We used the ROR, a frequentist approach, and IC, a Bayesian approach, to determine the statistical significance of the obtained results. While each approach has specific advantages and disadvantages, both the statistic are expected to provide congruent results43. This is true in our study where both the disproportionality measures show a small, but significant, disproportionately higher reporting of pancreatitis in patients who received TCZ. While the cumulative change in the disproportionality measures in our study show the gradual decrease in the confidence interval with a significant statistic, the yearly analysis shows that both measures fulfilled the criteria of significance only in the year 2016. This may be due to the small overall number of cases reported each year, resulting in a wide confidence interval, which failed to meet the significance criteria. The fact that the significance criteria was met for only one year as per IC and four of the studied years as per ROR highlights the possible differences in the interpretation of the data in situations where the number of events reported is low relative to the database size based on the disproportionality measure adopted. ROR has been adopted as the disproportionality statistic by the EudraVigilance system based on the findings of the PROTECT project22, while IC is the disproportionality statistic used by World Health Organization-Uppsala Monitoring Centre23. ROR has the advantage of simplicity and easier understanding of the output whereas IC avoids overestimation of results/spurious results in situations where the expected and observed counts are small44. Despite the differences, all disproportionality statistic are based on a two-by-two contingency table, and largely provide similar results, with the choice of a particular statistic being dictated by the availability of resources, implementation, and the choice of communication of results43.
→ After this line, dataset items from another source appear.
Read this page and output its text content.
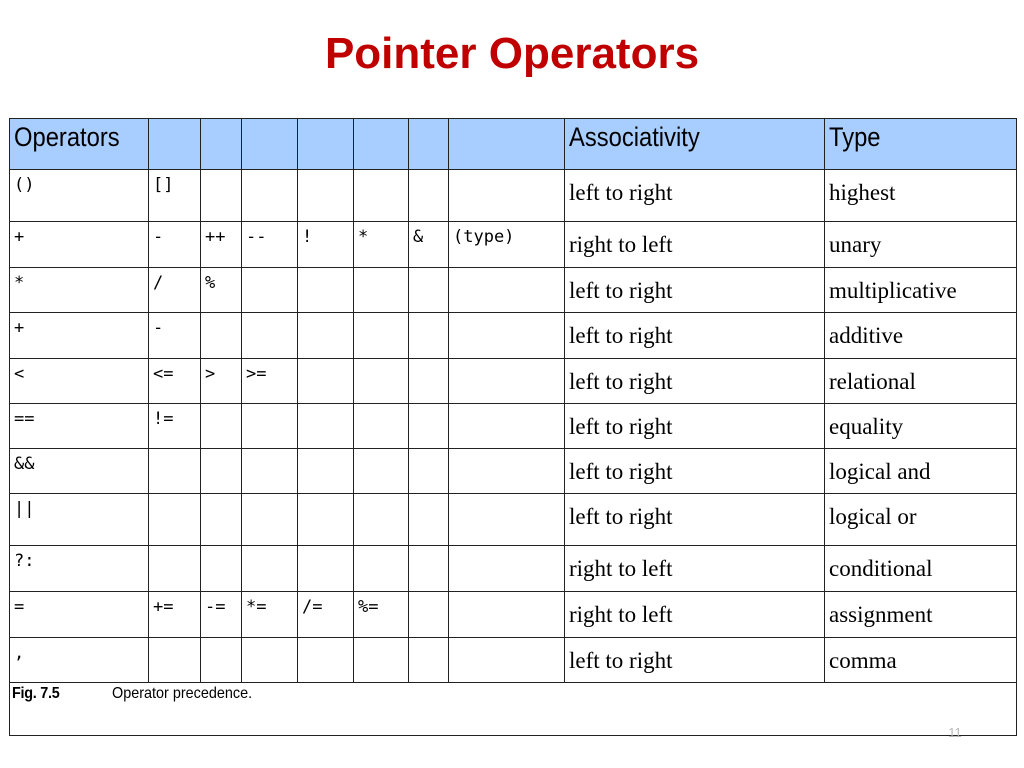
Pointer Operators
Operators								Associativity	Type
()	[]							left to right	highest

+	-	++	--	!	*	&	(type)	right to left	unary

*	/	%						left to right	multiplicative

+	-							left to right	additive

<	<=	>	>=					left to right	relational

==	!=							left to right	equality

&&								left to right	logical and

||								left to right	logical or

?:								right to left	conditional

=	+=	-=	*=	/=	%=			right to left	assignment

,								left to right	comma

Fig. 7.5 Operator precedence.									
11
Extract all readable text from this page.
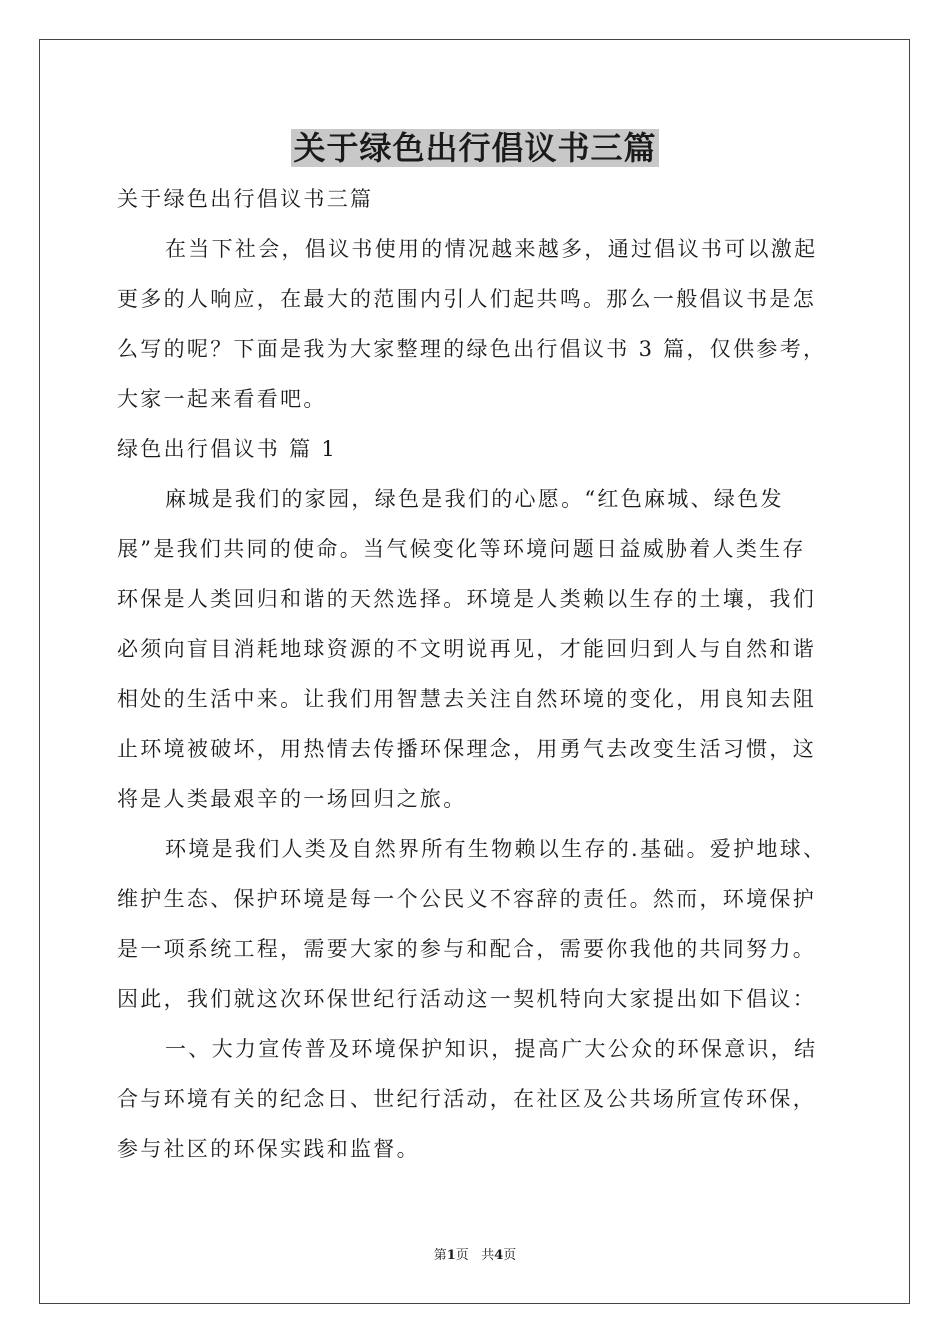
关于绿色出行倡议书三篇
关于绿色出行倡议书三篇
在当下社会，倡议书使用的情况越来越多，通过倡议书可以激起
更多的人响应，在最大的范围内引人们起共鸣。那么一般倡议书是怎
么写的呢？下面是我为大家整理的绿色出行倡议书 3 篇，仅供参考，
大家一起来看看吧。
绿色出行倡议书 篇 1
麻城是我们的家园，绿色是我们的心愿。“红色麻城、绿色发
展”是我们共同的使命。当气候变化等环境问题日益威胁着人类生存
环保是人类回归和谐的天然选择。环境是人类赖以生存的土壤，我们
必须向盲目消耗地球资源的不文明说再见，才能回归到人与自然和谐
相处的生活中来。让我们用智慧去关注自然环境的变化，用良知去阻
止环境被破坏，用热情去传播环保理念，用勇气去改变生活习惯，这
将是人类最艰辛的一场回归之旅。
环境是我们人类及自然界所有生物赖以生存的.基础。爱护地球、
维护生态、保护环境是每一个公民义不容辞的责任。然而，环境保护
是一项系统工程，需要大家的参与和配合，需要你我他的共同努力。
因此，我们就这次环保世纪行活动这一契机特向大家提出如下倡议：
一、大力宣传普及环境保护知识，提高广大公众的环保意识，结
合与环境有关的纪念日、世纪行活动，在社区及公共场所宣传环保，
参与社区的环保实践和监督。
第1页 共4页
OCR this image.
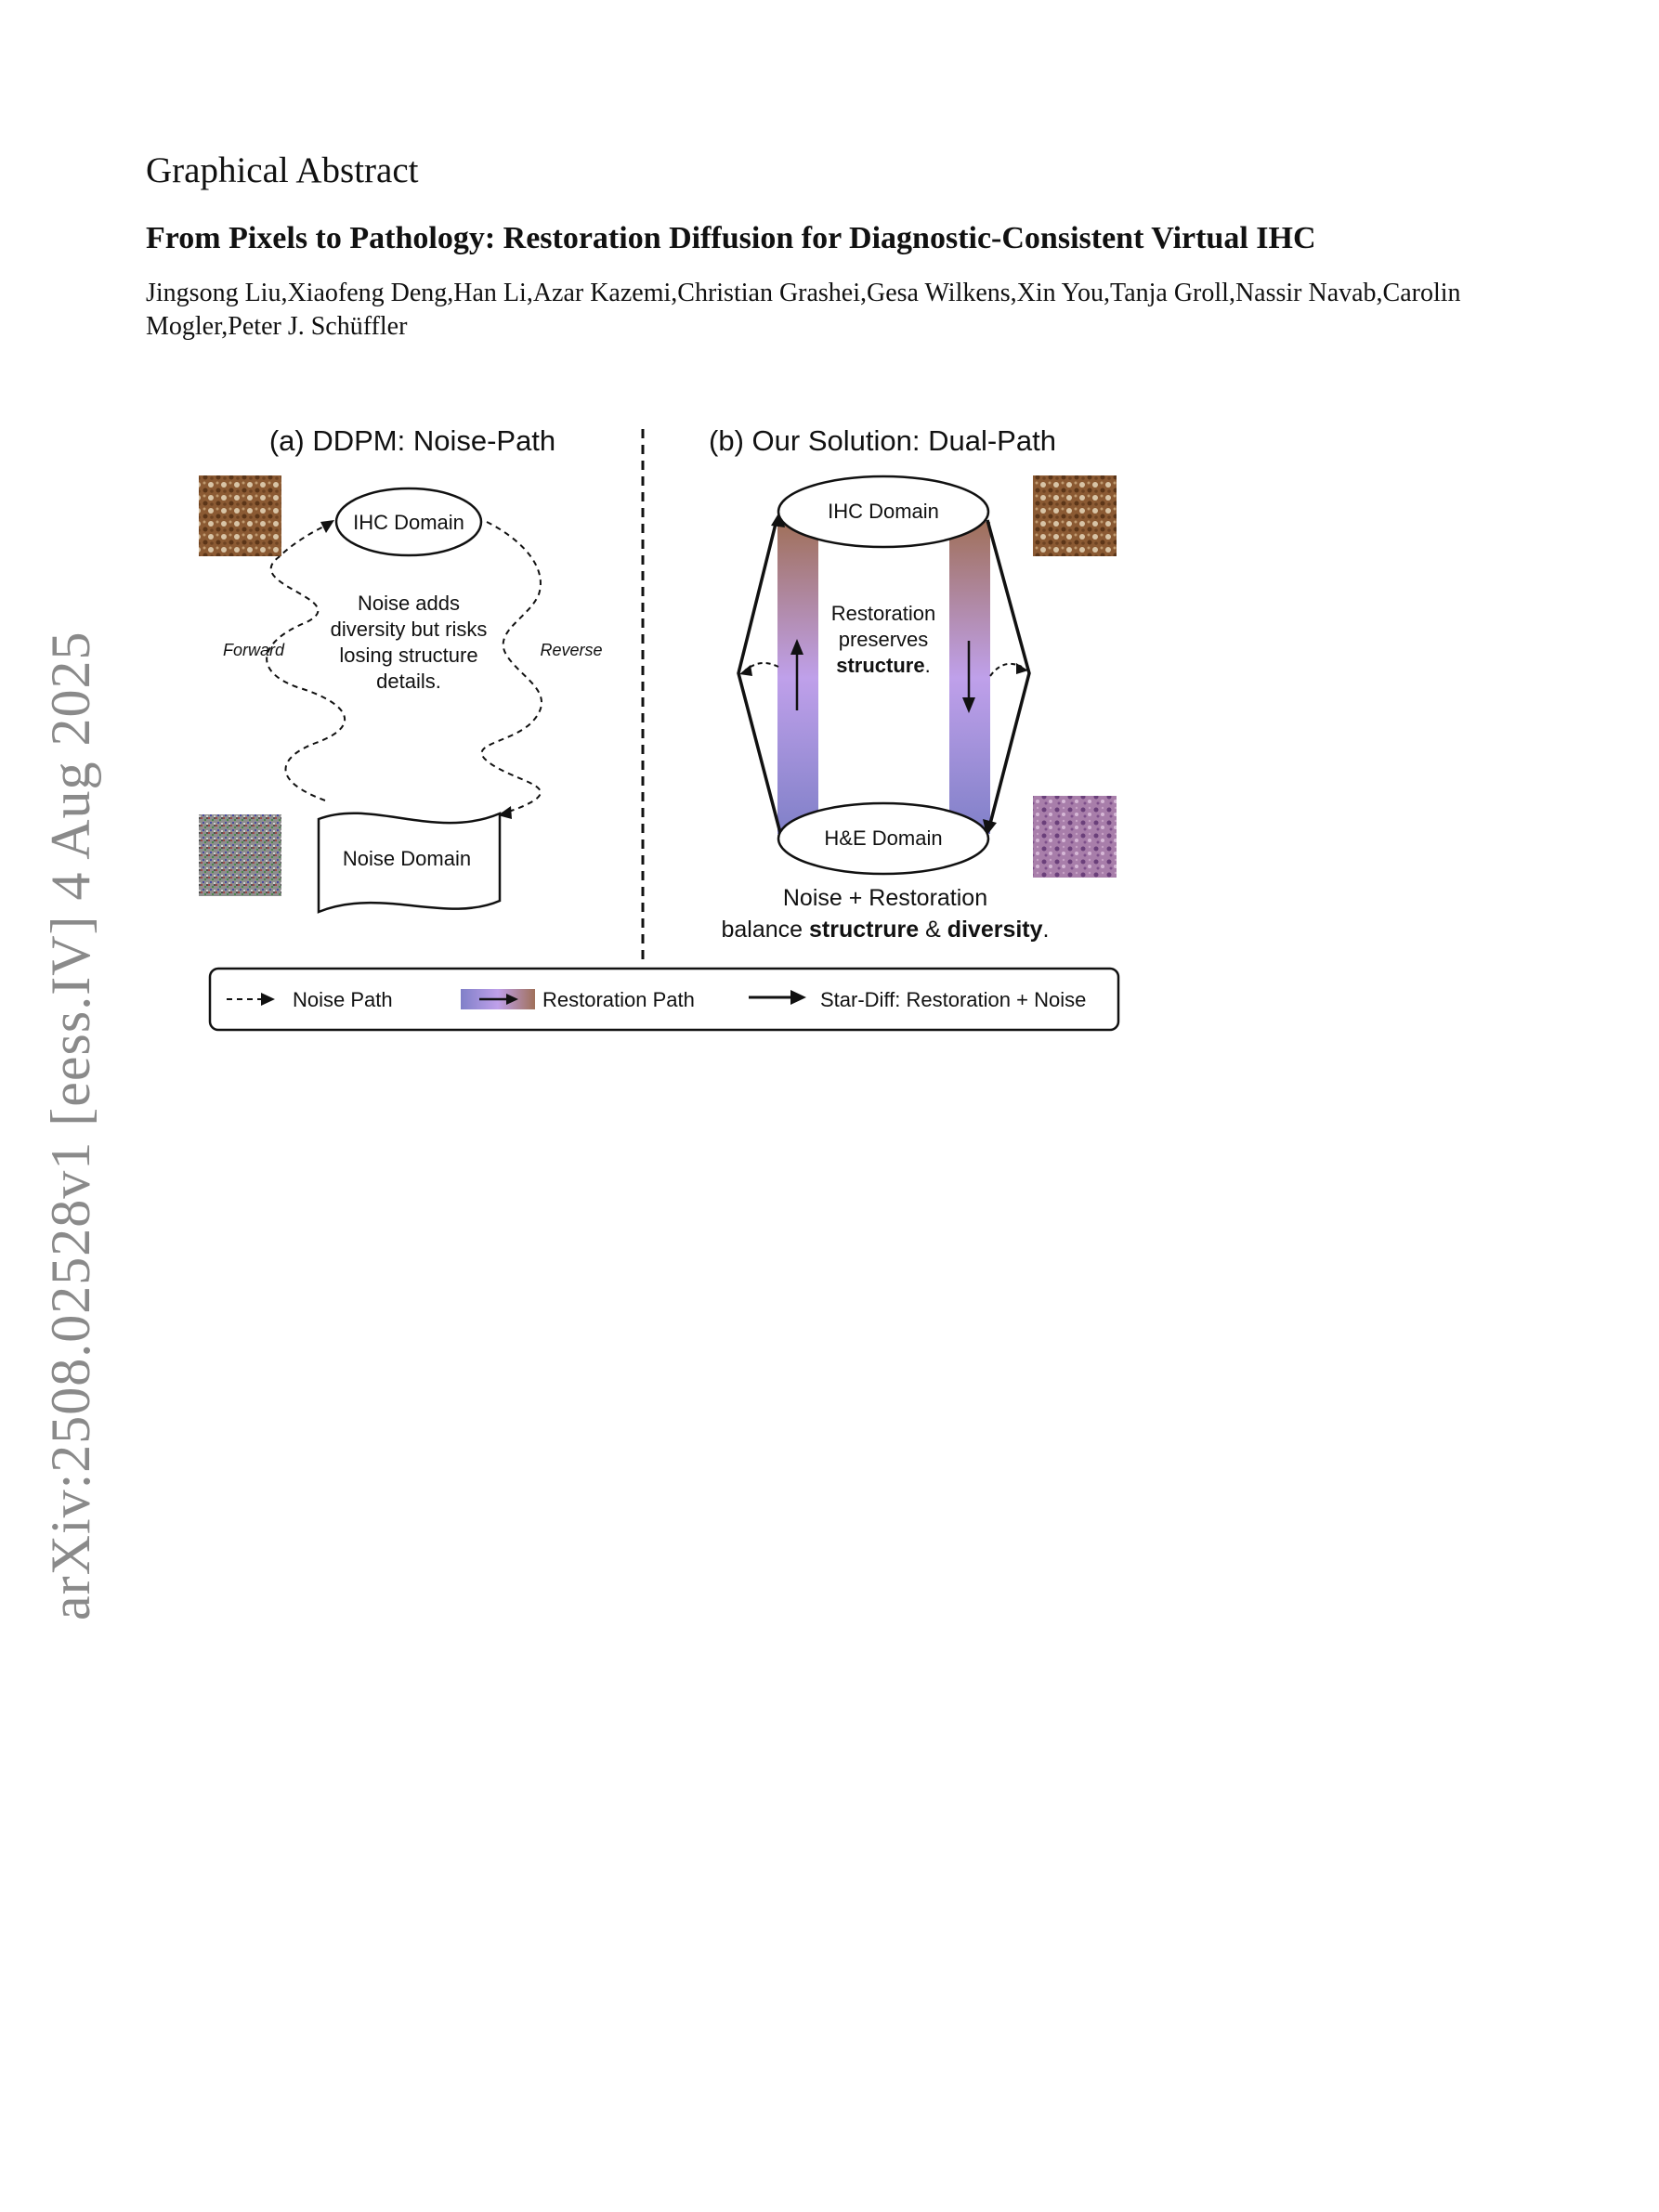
Graphical Abstract
From Pixels to Pathology: Restoration Diffusion for Diagnostic-Consistent Virtual IHC

Jingsong Liu,Xiaofeng Deng,Han Li,Azar Kazemi,Christian Grashei,Gesa Wilkens,Xin You,Tanja Groll,Nassir Navab,Carolin Mogler,Peter J. Schüffler

arXiv:2508.02528v1 [eess.IV] 4 Aug 2025
(a) DDPM: Noise-Path
IHC Domain
Forward	Reverse
Noise adds
diversity but risks
losing structure
details.
Noise Domain
(b) Our Solution: Dual-Path
IHC Domain
H&E Domain
Restoration
preserves
structure.
Noise + Restoration
balance structrure & diversity.
Noise Path	Restoration Path	Star-Diff: Restoration + Noise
The presence of duplicate case reports is common and can significantly affect the disproportionality analysis outcomes45. We used the routine deduplication procedure based on case IDs supplemented with checking of matching data in multiple fields of the case report; however, this procedure does not identify duplicate reports that do not contain matching data due to spelling errors or exclusion/inclusion of drug names/event terms by two reporters reporting the same event. In fact, we did find potentially duplicate cases among the 144 cases obtained after deduplication; for example, multiple potential duplicate cases of a pancreatic failure event were identified, each case differing due to mismatch in one data field. While we manually processed each data file using the functionalities in MS Excel, other more automated but technically complex procedures have been described and implemented16, including an algorithm that can potentially overcome the aforementioned limitations46. To identify the magnitude by which our results differ from the analysis of the unprocessed data from the raw files, we performed an analysis using the FAERS public dashboard; as expected, both the ROR and IC were much higher than that obtained following deduplication. We extracted the cases reporting the drug-adverse event pair and subjected it to deduplication procedure adopted in the current study. This resulted in the final number of cases (i.e. 144) same as that obtained from deduplication of data from the raw files, confirming the accuracy of the procedure. There are inherent limitations of FAERS such as potential underreporting, the influence of publicity regarding an event, possible reporting errors, incomplete information, etc.15. Hence, the findings cannot be considered confirmatory.

To conclude, our study findings show that there is disproportionately high reporting of pancreatitis, in comparison to other adverse events, in patients receiving TCZ as compared with other drugs. However, the increased reporting is only marginally high, less than twice the number that would be expected if there is no association between the drug and the adverse event. Given the limitations of the study and the FAERS data, this marginally high reporting is not likely to be of immediate clinical concern and needs to be interpreted cautiously. Monitoring the future trends of disproportionality and published reports of pancreatitis following TCZ use are required to confirm the findings.